Simply Company, a small business insurance provider, has conducted a poll of 936 small business owners from around the United Kingdom.
The findings of this poll revealed that SMEs and self-employed people have “mixed sentiments” about independence day.
Over half of those polled (53 percent) believe that social distance restrictions are being eased too quickly, putting them at risk of another lockdown.
Because of the severity of the problem, nearly one-third of small business owners (30%) will maintain social distance and restricted capacity in their operations.

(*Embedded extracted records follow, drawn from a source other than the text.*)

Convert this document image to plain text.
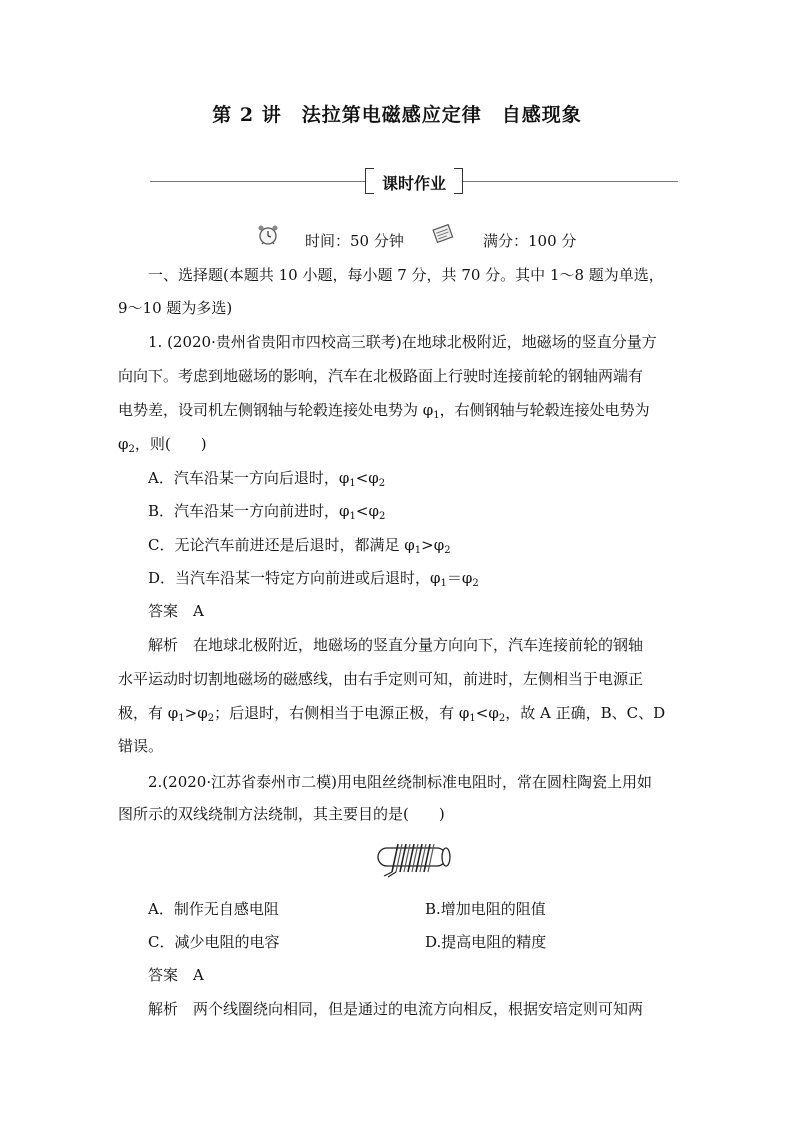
第 2 讲　法拉第电磁感应定律　自感现象
课时作业
时间：50 分钟	满分：100 分
一、选择题(本题共 10 小题，每小题 7 分，共 70 分。其中 1～8 题为单选，
9～10 题为多选)
1. (2020·贵州省贵阳市四校高三联考)在地球北极附近，地磁场的竖直分量方
向向下。考虑到地磁场的影响，汽车在北极路面上行驶时连接前轮的钢轴两端有
电势差，设司机左侧钢轴与轮毂连接处电势为 $\varphi_1$，右侧钢轴与轮毂连接处电势为
$\varphi_2$，则(　　)
A．汽车沿某一方向后退时，$\varphi_1<\varphi_2$
B．汽车沿某一方向前进时，$\varphi_1<\varphi_2$
C．无论汽车前进还是后退时，都满足 $\varphi_1>\varphi_2$
D．当汽车沿某一特定方向前进或后退时，$\varphi_1=\varphi_2$
答案　 A
解析　 在地球北极附近，地磁场的竖直分量方向向下，汽车连接前轮的钢轴
水平运动时切割地磁场的磁感线，由右手定则可知，前进时，左侧相当于电源正
极，有 $\varphi_1>\varphi_2$；后退时，右侧相当于电源正极，有 $\varphi_1<\varphi_2$，故 A 正确，B、C、D
错误。
2.(2020·江苏省泰州市二模)用电阻丝绕制标准电阻时，常在圆柱陶瓷上用如
图所示的双线绕制方法绕制，其主要目的是(　　)
A．制作无自感电阻	B.增加电阻的阻值
C．减少电阻的电容	D.提高电阻的精度
答案　 A
解析　 两个线圈绕向相同，但是通过的电流方向相反，根据安培定则可知两
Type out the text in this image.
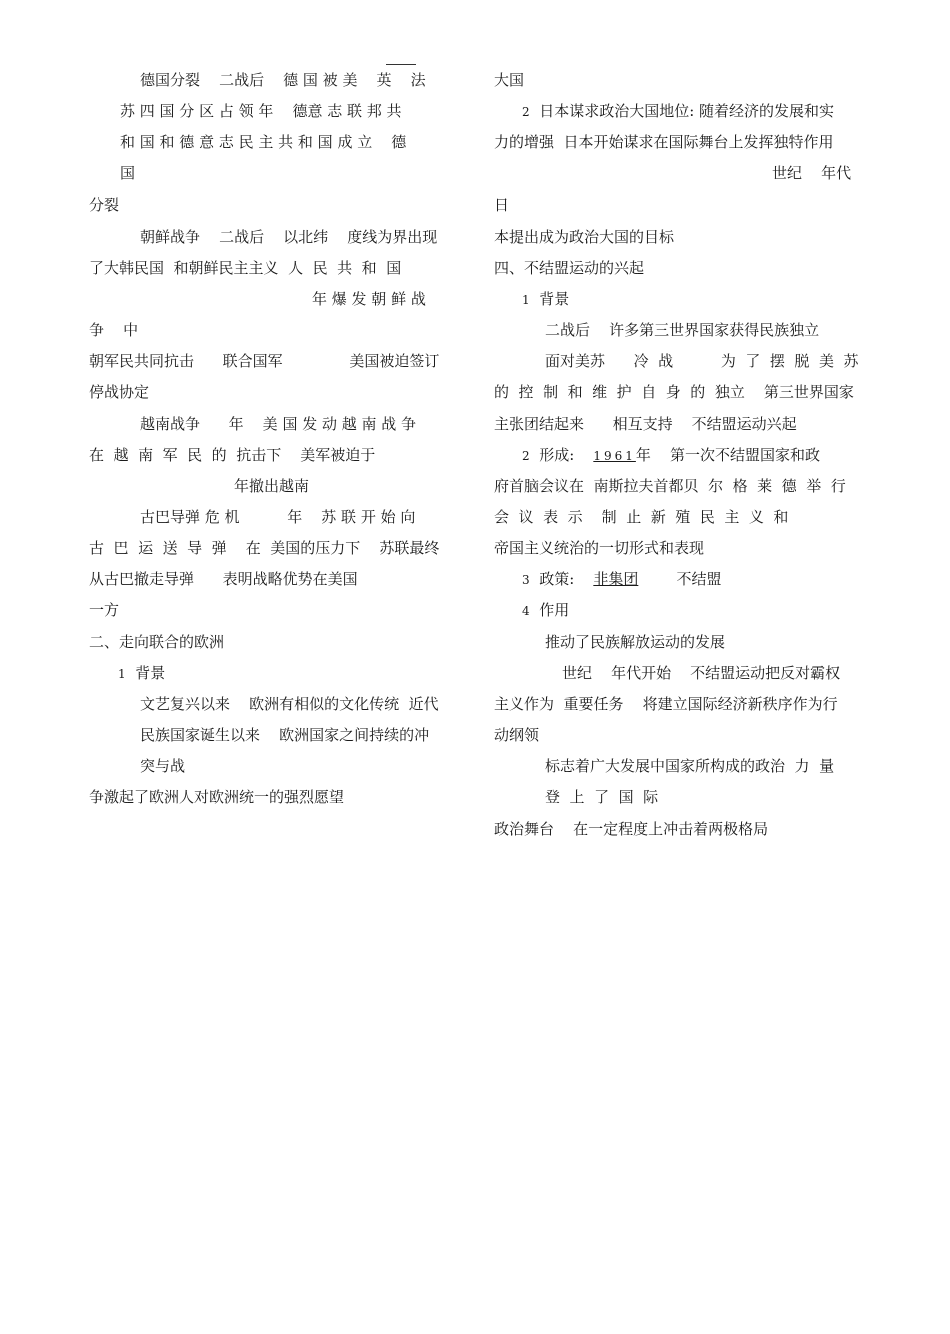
德国分裂    二战后    德 国 被 美    英    法
苏 四 国 分 区 占 领 年    德意 志 联 邦 共
和 国 和 德 意 志 民 主 共 和 国 成 立    德
国
分裂
朝鲜战争    二战后    以北纬    度线为界出现
了大韩民国  和朝鲜民主主义  人  民  共  和  国
年 爆 发 朝 鲜 战
争    中
朝军民共同抗击      联合国军              美国被迫签订
停战协定
越南战争      年    美 国 发 动 越 南 战 争
在  越  南  军  民  的  抗击下    美军被迫于
年撤出越南
古巴导弹 危 机          年    苏 联 开 始 向
古  巴  运  送  导  弹    在  美国的压力下    苏联最终
从古巴撤走导弹      表明战略优势在美国
一方
二、走向联合的欧洲
1 背景
文艺复兴以来    欧洲有相似的文化传统  近代
民族国家诞生以来    欧洲国家之间持续的冲
突与战
争激起了欧洲人对欧洲统一的强烈愿望
大国
2 日本谋求政治大国地位: 随着经济的发展和实
力的增强  日本开始谋求在国际舞台上发挥独特作用
世纪    年代
日
本提出成为政治大国的目标
四、不结盟运动的兴起
1 背景
二战后    许多第三世界国家获得民族独立
面对美苏      冷  战          为  了  摆  脱  美  苏
的  控  制  和  维  护  自  身  的  独立    第三世界国家
主张团结起来      相互支持    不结盟运动兴起
2 形成: 1961年    第一次不结盟国家和政
府首脑会议在  南斯拉夫首都贝  尔  格  莱  德  举  行
会  议  表  示    制  止  新  殖  民  主  义  和
帝国主义统治的一切形式和表现
3 政策: 非集团	不结盟
4 作用
推动了民族解放运动的发展
世纪    年代开始    不结盟运动把反对霸权
主义作为  重要任务    将建立国际经济新秩序作为行
动纲领
标志着广大发展中国家所构成的政治  力  量
登  上  了  国  际
政治舞台    在一定程度上冲击着两极格局
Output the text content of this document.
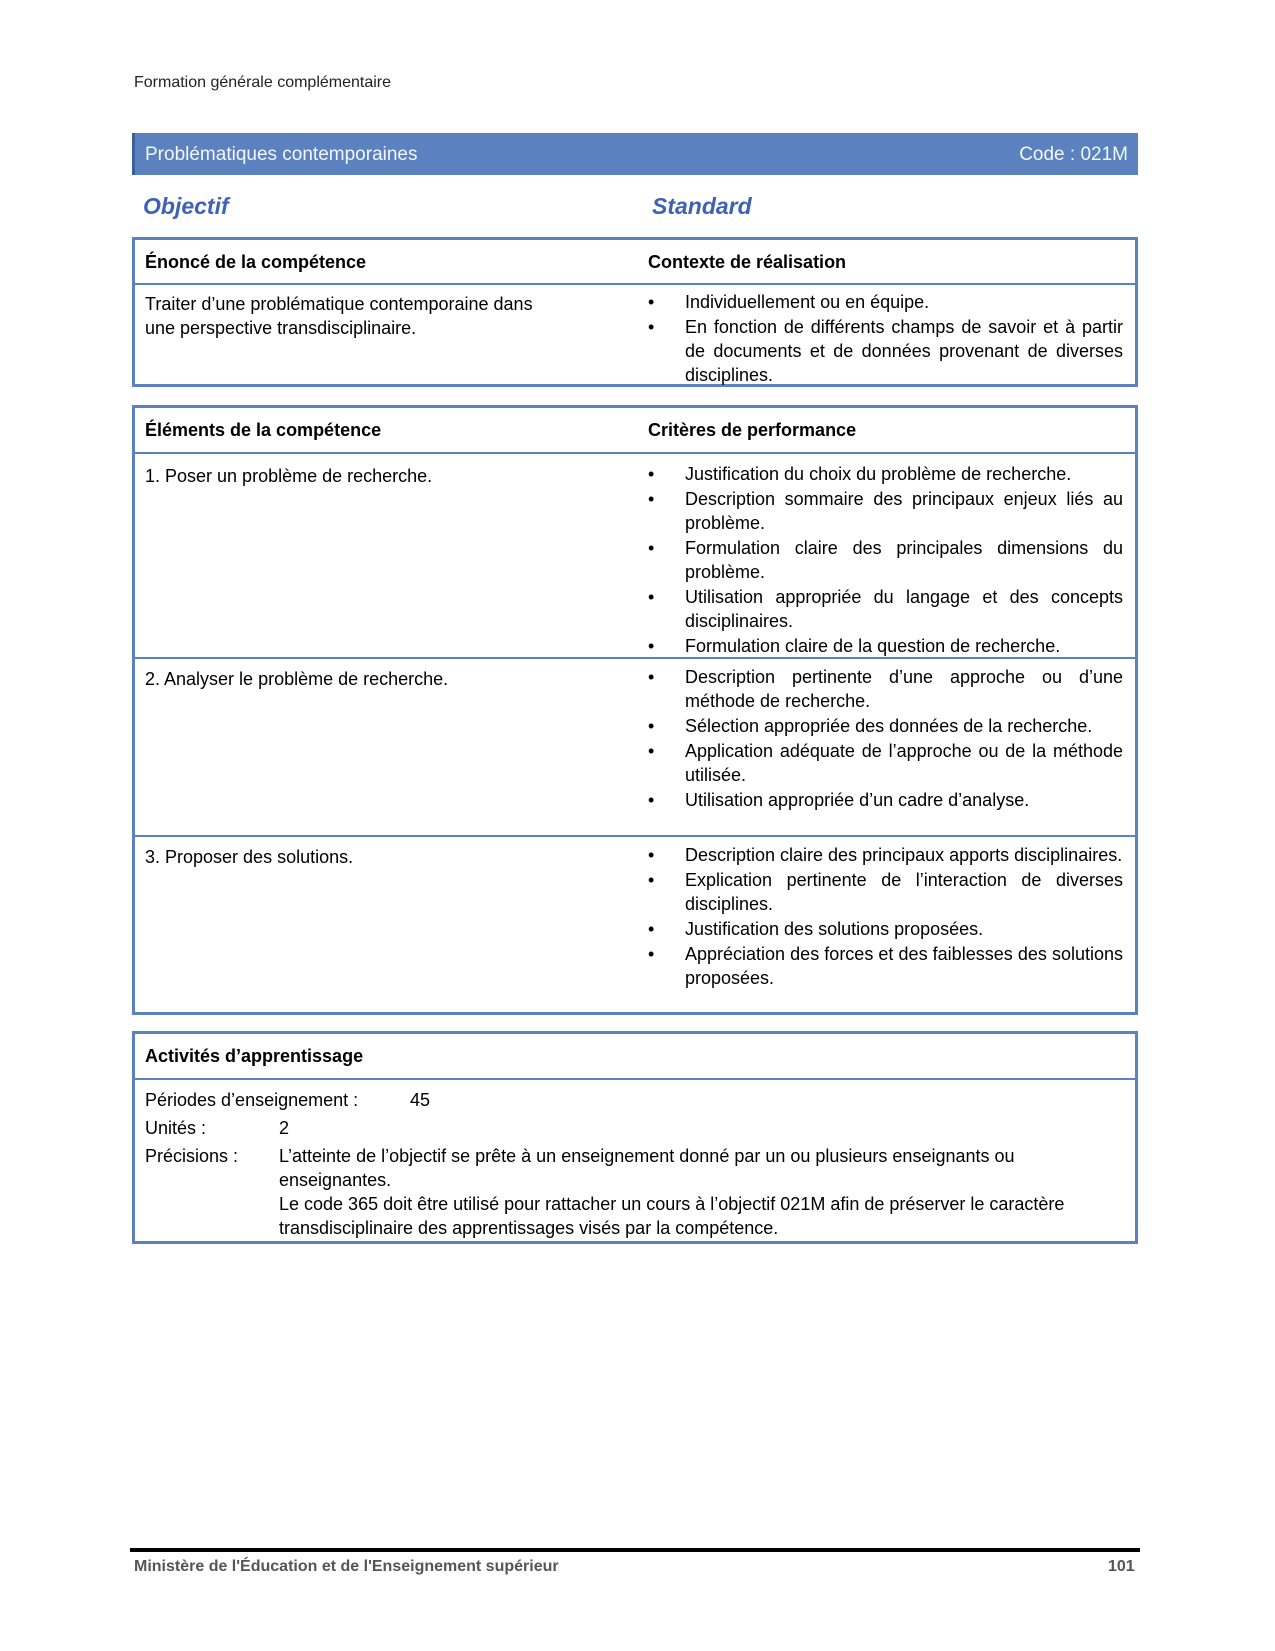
Formation générale complémentaire
Problématiques contemporaines	Code : 021M
Objectif	Standard
Énoncé de la compétence	Contexte de réalisation
Traiter d’une problématique contemporaine dans
une perspective transdisciplinaire.
• Individuellement ou en équipe.
• En fonction de différents champs de savoir et à partir de documents et de données provenant de diverses disciplines.
Éléments de la compétence	Critères de performance
1. Poser un problème de recherche.	• Justification du choix du problème de recherche.
• Description sommaire des principaux enjeux liés au problème.
• Formulation claire des principales dimensions du problème.
• Utilisation appropriée du langage et des concepts disciplinaires.
• Formulation claire de la question de recherche.
2. Analyser le problème de recherche.	• Description pertinente d’une approche ou d’une méthode de recherche.
• Sélection appropriée des données de la recherche.
• Application adéquate de l’approche ou de la méthode utilisée.
• Utilisation appropriée d’un cadre d’analyse.
3. Proposer des solutions.	• Description claire des principaux apports disciplinaires.
• Explication pertinente de l’interaction de diverses disciplines.
• Justification des solutions proposées.
• Appréciation des forces et des faiblesses des solutions proposées.
Activités d’apprentissage
Périodes d’enseignement :	45
Unités :	2
Précisions : L’atteinte de l’objectif se prête à un enseignement donné par un ou plusieurs enseignants ou enseignantes.
Le code 365 doit être utilisé pour rattacher un cours à l’objectif 021M afin de préserver le caractère transdisciplinaire des apprentissages visés par la compétence.
Ministère de l'Éducation et de l'Enseignement supérieur	101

In the face of the coronavirus, the government has chosen to focus more on personal responsibility, and as a result, 47 percent of small business owners believe that the responsibility for a safe unlocking should be shared by enterprises and individuals.
However, a large minority (29 percent) feels the government should provide better guidelines to assist small firms restart securely.
This latest threat, according to Simply Business, comes after a previous analysis revealed that coronavirus is estimated to cost SMEs £126.6 billion in total.
This will most certainly be particularly harmful to the economy as a whole, given the UK now has about six million SMEs, which account for over 99 percent of all firms, 33 percent of employment, and 21% of total turnover.
Simply Business’s UK CEO, Alan Thomas, offered his thoughts on the findings.
“No firm, big or small, has been able to escape the consequences of the Covid-19 pandemic,” Mr Thomas said. Restrictions, lockdowns, and uncertainty over sixteen months were certain to take their toll.
“However, the size of the damage felt by the self-employed is plainly obvious from our latest study, which reveals that Covid-19 would cost SMEs an estimated £126.6 billion, more than double what owners projected a year ago when asked.
“Hopes for small business owners.” Brinkwire Summary News.